Direitos e garantias do encarcerado no Brasil
Com o surgimento da Constituição Federal de 1988, o Brasil salvaguardou os direitos fundamentais dos presos. Essa proteção reconheceu o detento como um sujeito de direito, não mais como mero objeto de execução penal. Conforme, pois, Paulo José da Costa Júnior, ex-professor de Direito Penal da USP, “o preso não se reduz a simples objeto de um processo administrativopenal. Deve ser considerado como titular de direitos e faculdades e não mero detentor de obrigações e ônus”.
O art. 5º inciso III e XLIX da Constituição Brasileira assevera:
Art. 5º Todos são iguais perante a lei, sem distinção de qualquer natureza, garantindo-se aos brasileiros e aos estrangeiros residentes no País a inviolabilidade do direito à vida, à liberdade, à igualdade, à segurança e à propriedade, nos termos seguintes:
III – ninguém será submetido a tortura nem a tratamento desumano ou degradante.
XLIX – é assegurado aos presos o respeito à integridade física e moral.
Assim, é possível salientar a concepção de igualdade assegurada como direito constitucional — o imperativo da dignidade humana. Segundo Manoel Ferreira Filho, importante jurista, “o criminoso não deixa de ser homem, consequentemente deve ser tratado com respeito adequado e mantido em condições de sanidade”. É notório que o tempo em que o sistema prisional era visto como suplício ficou para trás: após 1988, as condições para preservar a dignidade da pessoa humana devem ser separadas do seu enquadramento penal, uma vez que o detento, mesmo diante de todas as dificuldades impostas pelo sistema prisional, continua a ser titular de direitos que devem ser garantidos pelo Estado, conforme preconiza nossa Constituição.
Ademais, outros direitos são assegurados ao preso. A Lei de Execução Penal (7.210/1984), dentre outras coisas, garante, em seu art. 41, inciso X:
Art. 41 Constituem direitos do preso:
X – visita do cônjuge, da companheira, de parentes e amigos em dias determinados.
Da mesma forma, as Regras Mínimas da Organização das Nações Unidas (ONU) para o tratamento de Reclusos, documento que serve de eixo para legislação de vários países no liame do sistema penitenciário, dispõe:
Art. 37. Os reclusos devem ser autorizados, sob a necessária supervisão, a comunicarem-se periodicamente com as suas famílias e com amigos de boa reputação, quer por correspondência quer através de visitas.
Estatuto da Criança e do Adolescente (ECA)

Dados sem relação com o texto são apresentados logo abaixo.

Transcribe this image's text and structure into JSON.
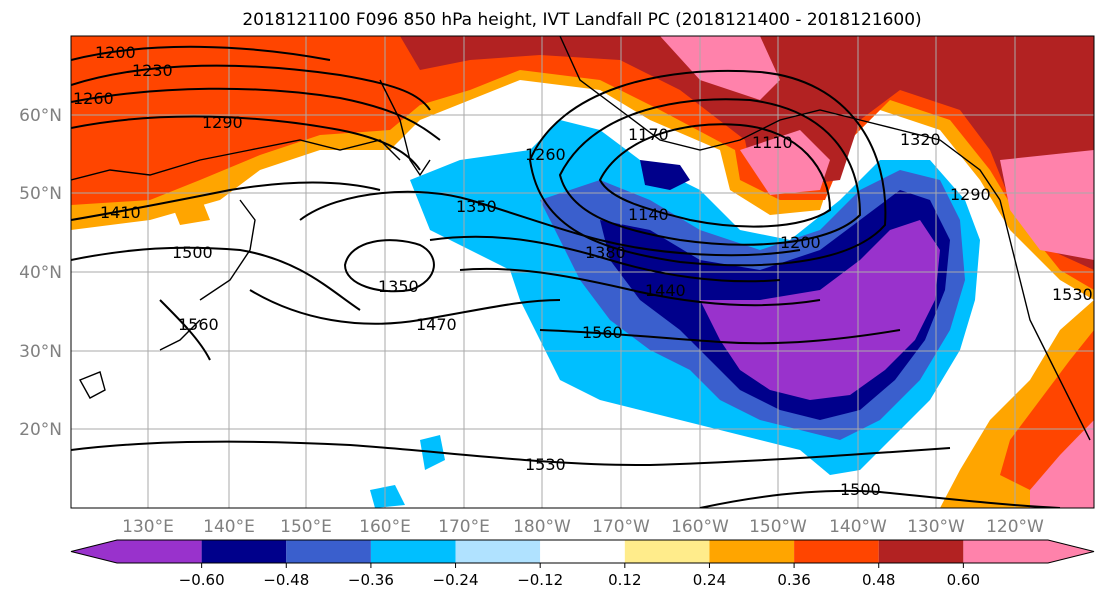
{
  "title": "2018121100 F096 850 hPa height, IVT Landfall PC (2018121400 - 2018121600)",
  "map": {
    "lat_ticks": [
      "60°N",
      "50°N",
      "40°N",
      "30°N",
      "20°N"
    ],
    "lon_ticks": [
      "130°E",
      "140°E",
      "150°E",
      "160°E",
      "170°E",
      "180°W",
      "170°W",
      "160°W",
      "150°W",
      "140°W",
      "130°W",
      "120°W"
    ],
    "contour_labels": [
      "1200",
      "1230",
      "1260",
      "1290",
      "1410",
      "1500",
      "1560",
      "1350",
      "1350",
      "1470",
      "1260",
      "1170",
      "1140",
      "1110",
      "1380",
      "1440",
      "1200",
      "1560",
      "1530",
      "1500",
      "1320",
      "1290",
      "1530"
    ],
    "shading_colors": {
      "neg_060": "#9932cc",
      "neg_048": "#00008b",
      "neg_036": "#3a5fcd",
      "neg_024": "#00bfff",
      "neg_012": "#b0e2ff",
      "neutral": "#ffffff",
      "pos_012": "#ffec8b",
      "pos_024": "#ffa500",
      "pos_036": "#ff4500",
      "pos_048": "#b22222",
      "pos_060": "#ff82ab"
    }
  },
  "colorbar": {
    "ticks": [
      "−0.60",
      "−0.48",
      "−0.36",
      "−0.24",
      "−0.12",
      "0.12",
      "0.24",
      "0.36",
      "0.48",
      "0.60"
    ],
    "levels": [
      -0.6,
      -0.48,
      -0.36,
      -0.24,
      -0.12,
      0.12,
      0.24,
      0.36,
      0.48,
      0.6
    ],
    "colors": [
      "#9932cc",
      "#00008b",
      "#3a5fcd",
      "#00bfff",
      "#b0e2ff",
      "#ffffff",
      "#ffec8b",
      "#ffa500",
      "#ff4500",
      "#b22222",
      "#ff82ab"
    ]
  }
}
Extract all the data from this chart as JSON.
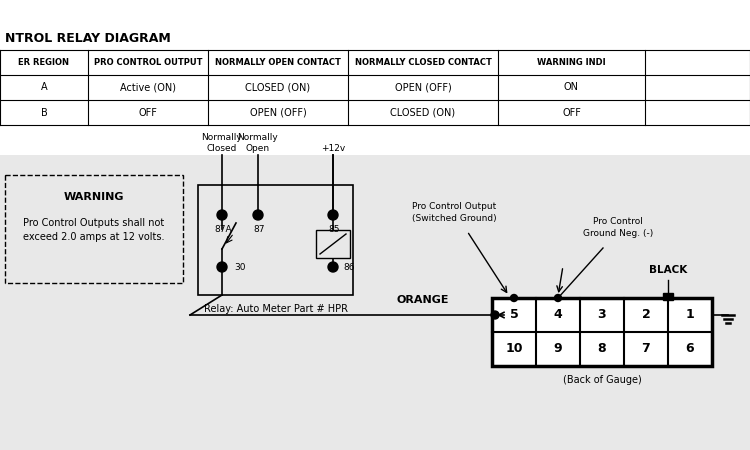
{
  "bg_color": "#e8e8e8",
  "white_bg": "#ffffff",
  "title": "NTROL RELAY DIAGRAM",
  "table_headers": [
    "ER REGION",
    "PRO CONTROL OUTPUT",
    "NORMALLY OPEN CONTACT",
    "NORMALLY CLOSED CONTACT",
    "WARNING INDI"
  ],
  "table_row_A": [
    "A",
    "Active (ON)",
    "CLOSED (ON)",
    "OPEN (OFF)",
    "ON"
  ],
  "table_row_B": [
    "B",
    "OFF",
    "OPEN (OFF)",
    "CLOSED (ON)",
    "OFF"
  ],
  "relay_label": "Relay: Auto Meter Part # HPR",
  "orange_label": "ORANGE",
  "black_label": "BLACK",
  "back_of_gauge": "(Back of Gauge)",
  "pin_top": [
    "5",
    "4",
    "3",
    "2",
    "1"
  ],
  "pin_bot": [
    "10",
    "9",
    "8",
    "7",
    "6"
  ],
  "nc_label": "Normally\nClosed",
  "no_label": "Normally\nOpen",
  "v12_label": "+12v",
  "pro_ctrl_output": "Pro Control Output\n(Switched Ground)",
  "pro_ctrl_ground": "Pro Control\nGround Neg. (-)"
}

O art. 227 do ordenamento constitucional diz:
Art. 227. É dever da família, da sociedade e do Estado assegurar à criança, ao adolescente e ao jovem, com absoluta prioridade, o direito à vida, à saúde, à alimentação, à educação, ao lazer, à profissionalização, à cultura, à dignidade, ao respeito, à liberdade e à convivência familiar e comunitária, além de colocá-los a salvo de toda forma de negligência, discriminação, exploração, violência, crueldade e opressão.
Com a promulgação do texto constitucional, foi possível que houvesse “uma grande mobilização por parte da sociedade e de organizações voltadas à infância […] que reuniu mais de um milhão de assinaturas para pressionar o Congresso Nacional. Esse protagonismo popular deu início à construção da consciência coletiva sobre a necessidade de uma legislação mais completa sobre o tema”. Estava posta, daí, a Lei nº 8.069/1990, o Estatuto da Criança e do Adolescente (ECA), adotando uma série de regras internacionais.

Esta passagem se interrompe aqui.